Before we had a piano in the house I would play my grandmother’s piano every chance I got. I’d sit and make things up or play things I’d heard my parents listening to. I remember picking out the beginning of “The Rose” when I was about 5 years old. My mom asked, “How did you learn that?”

“I eared it out,” I said.

My parents listened to a lot of old country music - Hank Williams, Patsy Cline, Emmylou Harris, Waylon Jennings, Willie Nelson - as well as some big band jazz and 60s rock and soft rock such as Creedence Clearwater Revival and James Taylor. But before I could drive we’d listen to current pop/rock in the car in the late 90s and early 00s, and a lot of that rock really turned me on. I continued “earing out” songs on the piano; Billy Joel, Ben Folds, early Coldplay songs, Radiohead. In high school my friends would shout out requests when we found ourselves around a piano, and we’d have sleepover singalongs.

When I was 18, my daddy died. (He was pretty old, after all.) Three weeks later, I went to college and found myself in a real mental health pickle. I realized fairly quickly that when you’re meeting all new people, the fastest way to make it super awkward is to tell them that you’ve just suffered a personal tragedy. Bonus awkward points for breaking into tears. I became very closed off, isolated and depressed. Luckily I went to school as an acting/musical theater major. I’d auditioned and been accepted to the program at the last minute after falling in love with acting my senior year of high school.

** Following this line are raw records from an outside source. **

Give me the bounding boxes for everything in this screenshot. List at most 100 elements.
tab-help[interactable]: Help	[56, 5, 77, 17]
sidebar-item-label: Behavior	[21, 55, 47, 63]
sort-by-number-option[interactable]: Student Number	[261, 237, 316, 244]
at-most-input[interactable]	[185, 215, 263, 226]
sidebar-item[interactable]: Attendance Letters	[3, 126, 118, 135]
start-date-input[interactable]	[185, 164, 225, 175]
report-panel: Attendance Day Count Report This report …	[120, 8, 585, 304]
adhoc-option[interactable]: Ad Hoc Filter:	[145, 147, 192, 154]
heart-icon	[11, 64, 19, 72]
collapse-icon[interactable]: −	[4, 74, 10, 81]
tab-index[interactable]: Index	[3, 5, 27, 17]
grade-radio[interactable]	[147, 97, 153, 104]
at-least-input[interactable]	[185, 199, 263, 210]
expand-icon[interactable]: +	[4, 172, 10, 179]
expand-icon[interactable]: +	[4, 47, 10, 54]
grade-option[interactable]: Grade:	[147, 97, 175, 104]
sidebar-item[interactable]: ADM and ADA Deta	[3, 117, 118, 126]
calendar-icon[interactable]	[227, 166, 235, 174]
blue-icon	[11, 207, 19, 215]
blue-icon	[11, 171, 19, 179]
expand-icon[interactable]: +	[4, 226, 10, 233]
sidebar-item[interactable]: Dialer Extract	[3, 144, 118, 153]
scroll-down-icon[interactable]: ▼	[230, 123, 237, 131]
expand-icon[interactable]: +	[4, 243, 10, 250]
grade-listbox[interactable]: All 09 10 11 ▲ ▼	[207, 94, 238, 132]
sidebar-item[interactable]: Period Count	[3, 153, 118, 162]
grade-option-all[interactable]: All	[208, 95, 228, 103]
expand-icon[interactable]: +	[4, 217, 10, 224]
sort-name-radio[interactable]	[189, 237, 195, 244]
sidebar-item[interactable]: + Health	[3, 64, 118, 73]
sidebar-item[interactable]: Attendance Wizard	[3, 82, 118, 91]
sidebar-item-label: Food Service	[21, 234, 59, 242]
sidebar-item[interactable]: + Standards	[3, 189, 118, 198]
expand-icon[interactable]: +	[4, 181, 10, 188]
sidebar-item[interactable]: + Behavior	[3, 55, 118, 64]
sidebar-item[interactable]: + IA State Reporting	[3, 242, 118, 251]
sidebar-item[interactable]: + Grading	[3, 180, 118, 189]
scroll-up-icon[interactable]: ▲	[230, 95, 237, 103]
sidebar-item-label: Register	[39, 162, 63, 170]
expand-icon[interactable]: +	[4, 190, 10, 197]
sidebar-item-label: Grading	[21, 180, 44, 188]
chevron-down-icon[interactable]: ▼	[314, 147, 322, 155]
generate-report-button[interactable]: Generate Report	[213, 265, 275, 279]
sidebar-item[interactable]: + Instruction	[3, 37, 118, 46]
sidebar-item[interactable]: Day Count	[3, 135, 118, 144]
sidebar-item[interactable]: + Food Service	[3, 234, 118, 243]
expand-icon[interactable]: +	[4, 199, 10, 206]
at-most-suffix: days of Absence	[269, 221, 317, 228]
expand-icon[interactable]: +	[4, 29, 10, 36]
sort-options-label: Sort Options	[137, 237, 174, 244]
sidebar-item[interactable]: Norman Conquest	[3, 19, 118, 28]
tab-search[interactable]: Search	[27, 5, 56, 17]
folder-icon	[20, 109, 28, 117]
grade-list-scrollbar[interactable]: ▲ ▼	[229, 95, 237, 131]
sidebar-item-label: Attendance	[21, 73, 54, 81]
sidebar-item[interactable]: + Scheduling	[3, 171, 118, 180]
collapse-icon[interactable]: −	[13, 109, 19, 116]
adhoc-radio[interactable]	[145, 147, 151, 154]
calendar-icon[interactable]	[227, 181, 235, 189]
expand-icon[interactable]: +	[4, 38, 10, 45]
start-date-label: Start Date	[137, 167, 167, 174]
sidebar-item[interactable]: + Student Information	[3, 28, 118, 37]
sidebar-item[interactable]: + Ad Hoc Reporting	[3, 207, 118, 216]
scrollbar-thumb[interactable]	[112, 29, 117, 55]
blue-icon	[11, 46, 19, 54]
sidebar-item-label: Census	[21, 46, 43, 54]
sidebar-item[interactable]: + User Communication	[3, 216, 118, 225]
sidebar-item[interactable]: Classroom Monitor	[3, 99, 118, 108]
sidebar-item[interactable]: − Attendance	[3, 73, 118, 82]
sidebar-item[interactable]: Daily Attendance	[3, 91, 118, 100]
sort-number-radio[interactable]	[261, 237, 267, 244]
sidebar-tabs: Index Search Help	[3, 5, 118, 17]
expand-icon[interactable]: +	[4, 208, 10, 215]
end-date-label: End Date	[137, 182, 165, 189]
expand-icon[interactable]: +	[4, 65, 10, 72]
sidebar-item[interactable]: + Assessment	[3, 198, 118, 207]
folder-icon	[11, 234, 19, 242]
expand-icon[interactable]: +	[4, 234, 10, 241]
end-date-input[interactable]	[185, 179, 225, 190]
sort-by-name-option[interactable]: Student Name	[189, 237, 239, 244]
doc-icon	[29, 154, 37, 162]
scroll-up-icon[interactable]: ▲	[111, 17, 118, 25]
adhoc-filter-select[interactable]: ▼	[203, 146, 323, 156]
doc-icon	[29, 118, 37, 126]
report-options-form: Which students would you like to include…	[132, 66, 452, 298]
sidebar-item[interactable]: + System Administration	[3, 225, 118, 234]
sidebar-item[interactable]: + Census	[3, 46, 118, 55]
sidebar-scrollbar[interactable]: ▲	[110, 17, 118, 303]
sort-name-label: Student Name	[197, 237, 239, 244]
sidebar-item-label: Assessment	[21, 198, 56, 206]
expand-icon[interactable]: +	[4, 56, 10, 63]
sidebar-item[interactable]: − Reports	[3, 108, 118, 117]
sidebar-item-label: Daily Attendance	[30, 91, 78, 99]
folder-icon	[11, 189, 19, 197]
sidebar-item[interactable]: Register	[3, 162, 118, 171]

I think my freshman year Meisner acting class saved my life by providing an emotional outlet. Still, I struggled.

I started to treasure the practice rooms in the performing arts building. A tiny cubicle-sized soundproof room with a piano in it was heavenly for my current mental state, and I’d go there when I couldn’t sleep and tinker around on the piano. More than a year after my dad’s death I guess I’d processed some of my grief, and one late night in one of those rooms, I scribbled down what I consider to be my first real song on a cocktail napkin.

It wasn’t long before I’d take all my problems to the piano, as I do to this day. These days I’m challenging myself to write the songs that don’t come easily, the songs that don’t come out in one burst. I’m learning to tinker with them until they capture what I want to express.

I always knew I wanted to play and perform onstage, but I didn’t have much to write about until I experienced some real life and real loss. Music was always a part of my childhood home, and I carry that with me. Music itself has become a home to me wherever I am.